The term "skill" encompasses an array of topics and issues. For example, individuals are skilled in a variety of domains such as chess, typing, air traffic control, or knitting; researchers study skill in a variety of ways, including speed of acquisition, accuracy of performance, and retention over time; and there are a variety of approaches to the study of skill such as computer modeling or experimental analysis. Contributing to the understanding of whether, how, when, and why skills may decline as a function of age is the goal of this volume.
This book is based on the Aging and Skill Conference sponsored by the Center for Applied Cognitive Research on Aging. The broad focus of the conference was to discuss cognitive theories underlying age-related skill acquisition, transfer, and retention and to discuss applications of these theories to such issues as age-adaptive training, compensatory strategies and devices, and utilization of new and existing technology. The contributors were asked to discuss the cognitive theory relevant to their topic, explain how the theory informs the field about aging, examine where gaps exist among general cognitive theory in this area and theories of aging, and demonstrate the practical relevance of the theory to enhancing or enabling activities of daily living--for work, home, or leisure--for older adults.
This is the first book to focus exclusively on aging and skill. It covers a range of abilities, provides the theoretical basis for the current status of age-related differences in skill, and offers direct evidence of the applicability of research on proficiency to aspects of daily living. Each chapter was written either by an expert in the field of aging, or by an expert in the field of skill--many expert in both areas.
Contents: Preface. A.D. Fisk, A. Kirlik, Practical Relevance and Age-Related Research: Can Theory Advance Without Application? D.L. Fisher, State Models of Paired Associate Learning: The General Acquisition, Decrement, and Training Hypotheses. N. Walker, D.A. Philbin,C. Spruell, The Use of Signal Detection Theory in Research on Age-Related Differences in Movement Control. R.J. Jagacinski, Control Theoretic Approaches to Age-Related Differences in Skilled Performance. A.F. Kramer, J.L. Larish, Aging and Dual-Task Performance. F.I.M. Craik, L.L. Jacoby, Aging and Memory: Implications for Skilled Performance. P.L. Ackerman, Intelligence as Process and Knowledge: An Integration for Adult Development and Application.

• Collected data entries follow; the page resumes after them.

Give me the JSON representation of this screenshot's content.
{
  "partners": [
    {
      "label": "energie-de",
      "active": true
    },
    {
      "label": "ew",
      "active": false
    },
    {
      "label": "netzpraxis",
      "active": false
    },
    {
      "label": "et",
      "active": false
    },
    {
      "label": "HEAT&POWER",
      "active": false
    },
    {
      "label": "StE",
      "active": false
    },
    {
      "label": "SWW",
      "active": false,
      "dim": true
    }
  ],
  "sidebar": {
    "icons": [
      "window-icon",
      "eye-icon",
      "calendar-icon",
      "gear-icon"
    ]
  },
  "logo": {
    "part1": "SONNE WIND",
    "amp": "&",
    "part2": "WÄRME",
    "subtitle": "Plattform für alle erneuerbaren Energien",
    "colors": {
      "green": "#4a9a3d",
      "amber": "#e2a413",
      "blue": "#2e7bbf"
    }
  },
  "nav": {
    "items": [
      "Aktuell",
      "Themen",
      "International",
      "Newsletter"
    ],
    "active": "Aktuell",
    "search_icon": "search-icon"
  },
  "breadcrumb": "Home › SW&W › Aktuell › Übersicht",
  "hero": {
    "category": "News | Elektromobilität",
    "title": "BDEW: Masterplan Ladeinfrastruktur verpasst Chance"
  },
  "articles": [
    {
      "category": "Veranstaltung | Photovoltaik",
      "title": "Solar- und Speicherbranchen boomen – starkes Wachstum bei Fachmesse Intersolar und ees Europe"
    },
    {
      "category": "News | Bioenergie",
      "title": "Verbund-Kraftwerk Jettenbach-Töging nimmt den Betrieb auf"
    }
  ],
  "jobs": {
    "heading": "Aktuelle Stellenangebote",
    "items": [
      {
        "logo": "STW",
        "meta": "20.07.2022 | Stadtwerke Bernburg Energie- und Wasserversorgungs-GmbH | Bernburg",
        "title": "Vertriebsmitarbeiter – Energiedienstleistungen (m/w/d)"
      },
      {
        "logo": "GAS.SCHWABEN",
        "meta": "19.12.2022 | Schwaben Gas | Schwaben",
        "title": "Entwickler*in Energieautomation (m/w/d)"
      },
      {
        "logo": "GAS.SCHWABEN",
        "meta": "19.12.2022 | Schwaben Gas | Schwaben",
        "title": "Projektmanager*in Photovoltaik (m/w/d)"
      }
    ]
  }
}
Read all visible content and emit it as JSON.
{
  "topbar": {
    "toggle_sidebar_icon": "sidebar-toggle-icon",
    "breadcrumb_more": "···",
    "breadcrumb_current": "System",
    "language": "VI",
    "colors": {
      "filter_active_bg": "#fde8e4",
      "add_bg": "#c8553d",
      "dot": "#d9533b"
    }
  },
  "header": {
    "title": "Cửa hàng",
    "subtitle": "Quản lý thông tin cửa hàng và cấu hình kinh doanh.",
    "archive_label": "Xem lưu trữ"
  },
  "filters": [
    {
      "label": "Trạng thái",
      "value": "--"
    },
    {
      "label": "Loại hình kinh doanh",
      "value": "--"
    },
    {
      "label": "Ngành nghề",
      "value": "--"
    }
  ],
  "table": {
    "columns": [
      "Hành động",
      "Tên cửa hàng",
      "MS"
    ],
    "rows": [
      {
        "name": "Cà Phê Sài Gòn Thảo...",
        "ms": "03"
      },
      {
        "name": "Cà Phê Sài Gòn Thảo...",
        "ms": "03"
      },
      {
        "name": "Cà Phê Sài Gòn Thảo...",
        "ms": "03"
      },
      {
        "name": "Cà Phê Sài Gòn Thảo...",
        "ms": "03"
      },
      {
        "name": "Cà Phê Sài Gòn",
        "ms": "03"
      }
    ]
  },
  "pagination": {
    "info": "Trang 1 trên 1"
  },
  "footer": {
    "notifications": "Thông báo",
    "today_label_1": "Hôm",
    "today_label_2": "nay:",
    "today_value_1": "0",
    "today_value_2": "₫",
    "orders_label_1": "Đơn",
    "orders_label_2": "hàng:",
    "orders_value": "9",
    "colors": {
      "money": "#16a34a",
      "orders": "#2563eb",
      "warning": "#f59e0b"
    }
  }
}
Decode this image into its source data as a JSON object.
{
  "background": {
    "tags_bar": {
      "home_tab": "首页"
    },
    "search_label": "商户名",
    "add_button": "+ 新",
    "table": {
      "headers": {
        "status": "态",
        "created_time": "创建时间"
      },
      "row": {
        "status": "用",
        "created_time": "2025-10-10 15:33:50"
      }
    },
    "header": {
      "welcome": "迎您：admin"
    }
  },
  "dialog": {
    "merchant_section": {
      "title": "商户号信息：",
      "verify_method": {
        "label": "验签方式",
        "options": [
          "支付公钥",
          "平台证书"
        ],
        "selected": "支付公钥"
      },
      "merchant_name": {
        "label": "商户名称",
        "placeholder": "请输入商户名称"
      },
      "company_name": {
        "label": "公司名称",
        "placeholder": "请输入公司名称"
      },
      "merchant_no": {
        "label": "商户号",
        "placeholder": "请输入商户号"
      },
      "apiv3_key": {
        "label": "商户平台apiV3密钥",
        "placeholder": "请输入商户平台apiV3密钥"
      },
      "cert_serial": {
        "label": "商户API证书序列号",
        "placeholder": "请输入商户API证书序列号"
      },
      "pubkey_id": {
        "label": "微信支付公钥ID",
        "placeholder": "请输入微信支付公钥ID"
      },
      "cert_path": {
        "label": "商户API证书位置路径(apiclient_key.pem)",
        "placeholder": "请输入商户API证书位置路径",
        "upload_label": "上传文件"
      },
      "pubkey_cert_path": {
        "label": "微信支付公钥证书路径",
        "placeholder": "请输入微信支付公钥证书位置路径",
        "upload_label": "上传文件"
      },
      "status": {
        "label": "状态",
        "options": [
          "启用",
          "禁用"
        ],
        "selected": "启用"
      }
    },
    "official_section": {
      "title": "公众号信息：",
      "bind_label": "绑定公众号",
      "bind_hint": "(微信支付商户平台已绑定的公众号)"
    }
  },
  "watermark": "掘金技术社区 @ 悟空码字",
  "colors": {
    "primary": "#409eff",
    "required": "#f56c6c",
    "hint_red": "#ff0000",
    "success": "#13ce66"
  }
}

M.C. Detweiler, S.M. Hess, R.D. Ellis, The Effects of Display Layout on Keeping Track of Visual Spatial Information. W.A. Rogers, Assessing Age-Related Differences in the Long-Term Retention of Skills. S.J. Czaja, Aging and the Acquisition of Computer Skills. N. Charness, C. Kelley, E. Bosman, M. Mottram, Cognitive Theory and Word Processing Training: When Prediction Fails. R.W. Morrell, K.V. Echt, Instructional Design for Older Computer Users: The Influence of Cognitive Factors.